If you’re not familiar with the backyard ultra format, the concept is simple: runners complete loops of a four-mile course within a one-hour time limit, every hour, until only one runner remains. But a duo in New York City gave this format a creative, cash-fuelled twist: runners had to drop a dollar in a jar for every lap they ran, and the final runner got to take home the entire pot.
Dubbed the $1 Backyard Ultra, the event was founded by two NYC runners, Victor Zeitoune and Austin Lo.
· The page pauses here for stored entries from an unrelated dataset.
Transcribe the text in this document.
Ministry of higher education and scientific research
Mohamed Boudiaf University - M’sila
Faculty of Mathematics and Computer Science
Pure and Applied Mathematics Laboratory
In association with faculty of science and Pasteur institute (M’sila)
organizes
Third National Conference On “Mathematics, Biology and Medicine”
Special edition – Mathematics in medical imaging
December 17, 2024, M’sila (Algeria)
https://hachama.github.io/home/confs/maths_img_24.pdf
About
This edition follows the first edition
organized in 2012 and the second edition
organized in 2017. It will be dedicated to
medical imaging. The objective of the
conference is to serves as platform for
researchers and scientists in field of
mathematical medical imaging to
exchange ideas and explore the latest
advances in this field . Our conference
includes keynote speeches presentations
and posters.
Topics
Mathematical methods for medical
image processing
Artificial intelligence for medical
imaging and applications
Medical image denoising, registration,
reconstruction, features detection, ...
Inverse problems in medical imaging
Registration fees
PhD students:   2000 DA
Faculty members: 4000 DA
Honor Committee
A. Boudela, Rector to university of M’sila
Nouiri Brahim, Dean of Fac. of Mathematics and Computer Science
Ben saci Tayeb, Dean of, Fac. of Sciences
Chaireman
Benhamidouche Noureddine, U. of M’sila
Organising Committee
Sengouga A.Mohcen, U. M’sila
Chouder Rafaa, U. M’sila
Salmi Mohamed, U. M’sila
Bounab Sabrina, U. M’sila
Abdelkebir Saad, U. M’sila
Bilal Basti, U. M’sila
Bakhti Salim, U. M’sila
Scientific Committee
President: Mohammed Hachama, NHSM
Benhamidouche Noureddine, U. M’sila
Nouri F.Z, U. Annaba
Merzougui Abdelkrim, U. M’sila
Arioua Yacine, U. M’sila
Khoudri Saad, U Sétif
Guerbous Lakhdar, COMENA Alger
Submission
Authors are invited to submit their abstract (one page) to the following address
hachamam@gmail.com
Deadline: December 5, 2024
The idea, they say, came to life like all the great ideas, scribbled on a napkin, over burgers. “Underneath that, at least for me, was a desire to share a sport that changed my life,” Lo shared on Instagram.
The race took place in Lower Manhattan, the loop stretching from the West Side Highway in the West Village to the Staten Island Ferry terminal in Battery Park and back. In typical backyard ultra format, runners of the $1 ultra had one hour to complete each 6.44-kilometre loop. Finish within the hour? You put another dollar in the jar and go again.
To keep things fun, runners earned quirky prizes along the way: a T-shirt after two laps, a camping chair after four.
The eventual winner, Manhattan’s Kieran Calderwood, logged 25 laps over 25 hours, racking up more than 102 miles (164.8 km) and hobbling away with a jar full of $395 in crumpled singles. The world record for the backyard ultra format was set a month ago at the Dead Cow Gully event in Australia by Phil Gore, who completed 119 laps (798 kilometres).
Whether Calderwood spent his winnings on one NYC dinner or kept the jar as a trophy, we don’t know—but the bragging rights are priceless.
One thing’s for sure: this ultra-urban, ultra-creative format has legs. And we’re here for it.